A Novel 14-Gene Panel Associated With Efferocytosis for Predicting Pancreatic Cancer Prognosis Through Bulk and Single-Cell Databases.

Background: Efferocytosis (ER) plays a crucial role in the programmed clearance of dead cells, a process that is mediated by phagocytic immune cells. However, further exploration is needed to determine the full extent of its impact on the progression of pancreatic ductal adenocarcinoma (PDAC), particularly through interactions among tumor cells, stromal cells, and immune cells within the tumor microenvironment (TME).

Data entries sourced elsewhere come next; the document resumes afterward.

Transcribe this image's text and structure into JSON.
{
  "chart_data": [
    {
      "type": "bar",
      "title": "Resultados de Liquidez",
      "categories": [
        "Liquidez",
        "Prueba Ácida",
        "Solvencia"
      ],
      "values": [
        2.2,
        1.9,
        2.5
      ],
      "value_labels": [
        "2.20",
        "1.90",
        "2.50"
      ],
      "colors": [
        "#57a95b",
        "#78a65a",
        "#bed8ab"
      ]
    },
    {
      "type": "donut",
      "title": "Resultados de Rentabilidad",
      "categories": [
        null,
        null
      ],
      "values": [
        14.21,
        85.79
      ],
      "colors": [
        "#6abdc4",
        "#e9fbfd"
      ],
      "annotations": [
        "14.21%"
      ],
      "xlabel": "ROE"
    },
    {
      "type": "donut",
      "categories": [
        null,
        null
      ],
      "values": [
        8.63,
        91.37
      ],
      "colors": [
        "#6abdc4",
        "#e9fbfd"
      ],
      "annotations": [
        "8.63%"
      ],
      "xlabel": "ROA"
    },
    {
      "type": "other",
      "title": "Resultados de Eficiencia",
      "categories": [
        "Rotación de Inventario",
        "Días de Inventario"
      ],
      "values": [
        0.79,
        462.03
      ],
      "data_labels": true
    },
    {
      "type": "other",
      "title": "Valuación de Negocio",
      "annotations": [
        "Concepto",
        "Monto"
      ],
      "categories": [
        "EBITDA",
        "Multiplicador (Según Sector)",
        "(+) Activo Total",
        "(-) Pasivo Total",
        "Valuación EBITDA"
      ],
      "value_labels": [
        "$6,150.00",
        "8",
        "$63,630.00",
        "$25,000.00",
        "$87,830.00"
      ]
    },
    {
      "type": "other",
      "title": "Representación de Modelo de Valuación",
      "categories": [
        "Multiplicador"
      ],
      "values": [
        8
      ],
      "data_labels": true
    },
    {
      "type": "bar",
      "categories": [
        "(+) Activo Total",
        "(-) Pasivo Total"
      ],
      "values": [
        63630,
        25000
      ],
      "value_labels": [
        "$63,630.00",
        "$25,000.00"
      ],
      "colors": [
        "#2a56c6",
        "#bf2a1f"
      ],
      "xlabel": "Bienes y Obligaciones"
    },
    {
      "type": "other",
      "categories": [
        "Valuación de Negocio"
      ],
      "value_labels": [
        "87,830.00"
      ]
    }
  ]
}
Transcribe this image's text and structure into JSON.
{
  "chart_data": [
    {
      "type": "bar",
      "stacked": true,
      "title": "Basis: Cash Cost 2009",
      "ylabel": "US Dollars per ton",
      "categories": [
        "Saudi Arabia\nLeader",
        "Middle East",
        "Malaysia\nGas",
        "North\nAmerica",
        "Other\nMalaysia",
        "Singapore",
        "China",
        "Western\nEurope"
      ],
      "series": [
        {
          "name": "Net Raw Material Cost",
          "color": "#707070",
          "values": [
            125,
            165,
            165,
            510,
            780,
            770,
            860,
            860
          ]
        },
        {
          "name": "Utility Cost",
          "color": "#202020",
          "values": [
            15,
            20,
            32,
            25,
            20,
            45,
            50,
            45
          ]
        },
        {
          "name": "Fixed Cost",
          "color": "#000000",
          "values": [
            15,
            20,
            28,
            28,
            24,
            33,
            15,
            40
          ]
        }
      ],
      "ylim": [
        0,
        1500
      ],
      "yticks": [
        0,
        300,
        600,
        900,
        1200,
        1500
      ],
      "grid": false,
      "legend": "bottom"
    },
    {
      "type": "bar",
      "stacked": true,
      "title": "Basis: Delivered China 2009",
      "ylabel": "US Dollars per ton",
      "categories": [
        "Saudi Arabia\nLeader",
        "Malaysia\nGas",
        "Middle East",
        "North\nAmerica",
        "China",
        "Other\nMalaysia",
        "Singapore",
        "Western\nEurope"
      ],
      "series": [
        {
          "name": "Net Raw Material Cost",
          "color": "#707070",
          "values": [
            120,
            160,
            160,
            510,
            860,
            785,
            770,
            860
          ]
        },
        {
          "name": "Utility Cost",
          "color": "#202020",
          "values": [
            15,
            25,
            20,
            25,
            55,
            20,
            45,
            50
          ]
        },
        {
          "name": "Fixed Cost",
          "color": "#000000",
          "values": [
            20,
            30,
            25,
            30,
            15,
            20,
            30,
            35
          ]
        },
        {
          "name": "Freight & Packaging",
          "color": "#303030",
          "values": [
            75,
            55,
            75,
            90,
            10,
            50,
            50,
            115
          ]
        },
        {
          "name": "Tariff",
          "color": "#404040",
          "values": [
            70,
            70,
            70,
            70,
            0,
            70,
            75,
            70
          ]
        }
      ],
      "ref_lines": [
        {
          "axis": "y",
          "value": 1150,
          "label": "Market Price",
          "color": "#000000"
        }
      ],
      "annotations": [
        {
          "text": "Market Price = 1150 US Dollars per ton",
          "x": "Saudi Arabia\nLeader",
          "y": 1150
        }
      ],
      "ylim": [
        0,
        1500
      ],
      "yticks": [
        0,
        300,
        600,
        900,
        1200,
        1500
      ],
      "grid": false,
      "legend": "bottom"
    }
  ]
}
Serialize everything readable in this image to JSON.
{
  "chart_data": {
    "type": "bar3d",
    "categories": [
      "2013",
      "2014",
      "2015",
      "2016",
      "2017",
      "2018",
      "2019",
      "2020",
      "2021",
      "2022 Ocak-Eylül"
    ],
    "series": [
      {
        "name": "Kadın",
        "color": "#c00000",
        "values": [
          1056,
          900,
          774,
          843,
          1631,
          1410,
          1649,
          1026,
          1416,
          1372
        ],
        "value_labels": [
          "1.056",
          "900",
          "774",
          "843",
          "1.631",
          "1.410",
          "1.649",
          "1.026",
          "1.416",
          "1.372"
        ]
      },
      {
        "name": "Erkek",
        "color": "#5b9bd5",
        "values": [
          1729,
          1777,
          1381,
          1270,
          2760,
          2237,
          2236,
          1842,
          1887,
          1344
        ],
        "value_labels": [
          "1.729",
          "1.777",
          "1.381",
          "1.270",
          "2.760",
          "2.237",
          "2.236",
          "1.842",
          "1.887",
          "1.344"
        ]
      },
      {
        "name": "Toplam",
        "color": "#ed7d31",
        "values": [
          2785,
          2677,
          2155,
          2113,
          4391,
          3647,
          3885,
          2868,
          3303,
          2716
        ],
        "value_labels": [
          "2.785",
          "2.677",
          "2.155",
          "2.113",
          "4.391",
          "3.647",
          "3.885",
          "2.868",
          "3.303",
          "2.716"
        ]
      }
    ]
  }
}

Methodology and results: In this study, we comprehensively analyzed the Cancer Genome Atlas (TCGA) and Gene Expression Omnibus (GEO) database, as well as additional databases from multiple bioinformatics websites, utilizing 167 ER features derived from the integration of single-cell RNA sequencing (scRNA-seq) and bulk transcriptomic data. A set of 14 ER-associated prognostic signatures, referred to as the "14-gene panel" genes, was identified based on overall survival (OS)/disease-free survival (DFS) data, Pearson correlation coefficients, and multivariate Cox regression analyses. The model pathways enriched by the four-gene combination represented by "LEAF" and the 14-gene combination represented by the "14-gene panel" presented a high degree of similarity, including among the adhesion, mitotic, G2/M checkpoint, and epithelial‒mesenchymal transition (EMT) signaling pathways. Least absolute shrinkage and selection operator (LASSO) regression was subsequently employed to construct an ER risk scoring system using deep learning, based on the following formula: LGALS3, EMP1, ASPH, and FNDC3B, collectively termed the "LEAF" panel. Additionally, random survival forest (RSF) algorithms facilitated the identification of a key panel of genes, designated "LEAP" genes, including LGALS3, EREG, ASPH, and PLS3; three of which genes (ASPH, LGALS3, and EREG) were identified as key factors influencing the behaviors of PDAC tumors, tumor-associated stroma, and macrophages. Finally, we utilized experimental methods, including Boyden chamber analyses, immunohistochemical staining, and cell cycle analyses, to demonstrate that interference with ASPH suppresses the malignant properties of tumors, including proliferation and migration. Multiplex immunofluorescence staining was employed to identify EREG as highly relevant to the M2 macrophage subpopulation.

Conclusion: Our findings underscore the importance of considering a novel prognostic signature comprising 14 ER genes in the context of the TME when investigating the biology of PDAC. Future studies may explore how modulating these interactions could lead to novel therapeutic opportunities.